Aging individuals tend to experience cognitive decline, which provide an opportunity to investigate why some individuals age successfully while others do not. Our study investigates RbAp48, a gene related to cognitive function, to determine if the expression of this “memory gene” declines with age. Our data suggests that RbAp48 does decrease with age, and future studies will test whether steroid hormones, which have known influences on cognitive function, play a role in regulating RbAp48 gene expression. Purpose (a): With aging, there is a tendency for humans to experience cognitive decline. These variations in cognitive functioning provide an opportunity to investigate the reasons why some individuals age successfully versus those that do not. In a comprehensive analysis of gene regulation in the normal aging processes, it was recently shown that the histone binding protein, RbAp48, is implicated in age-related memory loss. Given the suggested role of RbAp48 in cognitive function, we sought to determine if, in animal models of aging currently being used in our laboratory, RbAp48 declines with age. Methods (b): We evaluated the expression of RbAp48 in the hippocampus of female C57Bl/6 mice that were 7.5 months and 25.5 months of age, representing young adult and old mice. RbAp48 mRNA was assessed using reverse transcriptase (rt) conversion of RNA to cDNA, followed by real time polymerase chain reaction (PCR). In parallel, the levels of GAPDH, a “housekeeping” gene, was measured to take into consideration variation in starting material. Differences in expression of RbAp48 were based on the delta-delta CT methodology published by Livak and Schmittgen (2001). Statistical evaluation of differences between experimental groups was determined using a two-tailed t-test. Results (c): Our data revealed an approximate 21% reduction in the levels of RbAp48 mRNA in the 25.5 month mice, compared to the 7.5 month mice.
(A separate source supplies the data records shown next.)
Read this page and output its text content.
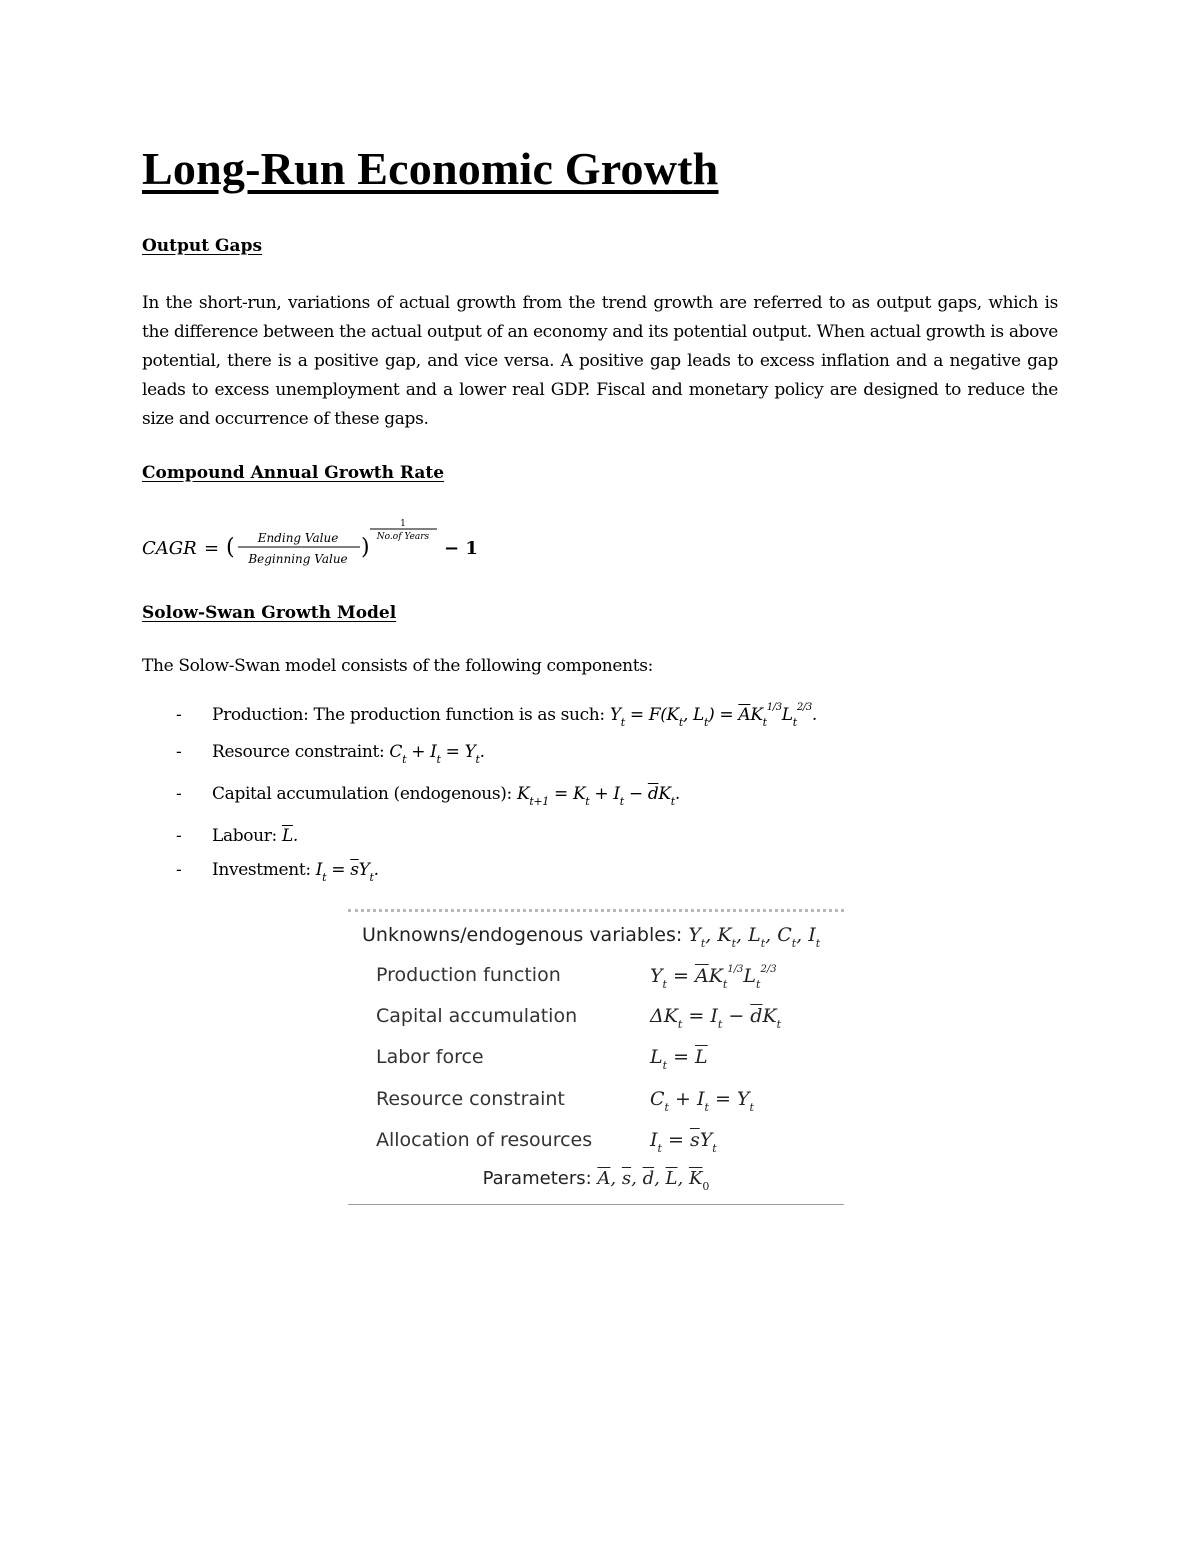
Long-Run Economic Growth
Output Gaps

In the short-run, variations of actual growth from the trend growth are referred to as output gaps, which is the difference between the actual output of an economy and its potential output. When actual growth is above potential, there is a positive gap, and vice versa. A positive gap leads to excess inflation and a negative gap leads to excess unemployment and a lower real GDP. Fiscal and monetary policy are designed to reduce the size and occurrence of these gaps.

Compound Annual Growth Rate
CAGR = ( Ending Value
Beginning Value )
1
No.of Years
− 1
Solow-Swan Growth Model

The Solow-Swan model consists of the following components:

- Production: The production function is as such: $Y_t = F(K_t$, $L_t) = \overline{A}K_t^{1/3}L_t^{2/3}$.
- Resource constraint: $C_t + I_t = Y_t$.
- Capital accumulation (endogenous): $K_{t+1} = K_t + I_t - \overline{d}K_t$.
- Labour: $\overline{L}$.
- Investment: $I_t = \overline{s}Y_t$.
Unknowns/endogenous variables: $Y_t$, $K_t$, $L_t$, $C_t$, $I_t$
Production function	$Y_t = \overline{A}K_t^{1/3}L_t^{2/3}$
Capital accumulation	$\Delta K_t = I_t - \overline{d}K_t$
Labor force	$L_t = \overline{L}$
Resource constraint	$C_t + I_t = Y_t$
Allocation of resources	$I_t = \overline{s}Y_t$
Parameters: $\overline{A}$, $\overline{s}$, $\overline{d}$, $\overline{L}$, $\overline{K}_0$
While not statistically significant (n=3, p=0.0791), we anticipate that these data warrant further analysis and expansion of our sample size to more reliably ascertain differences as a function of chronological age. Conclusions (d): These studies suggest that the expression of RbAp48, a presumptive “memory gene”, declines with age. Our future studies will determine if the steroid hormones, estrogen and progesterone, which have known influences on cognitive function, regulate the expression of RbAp48.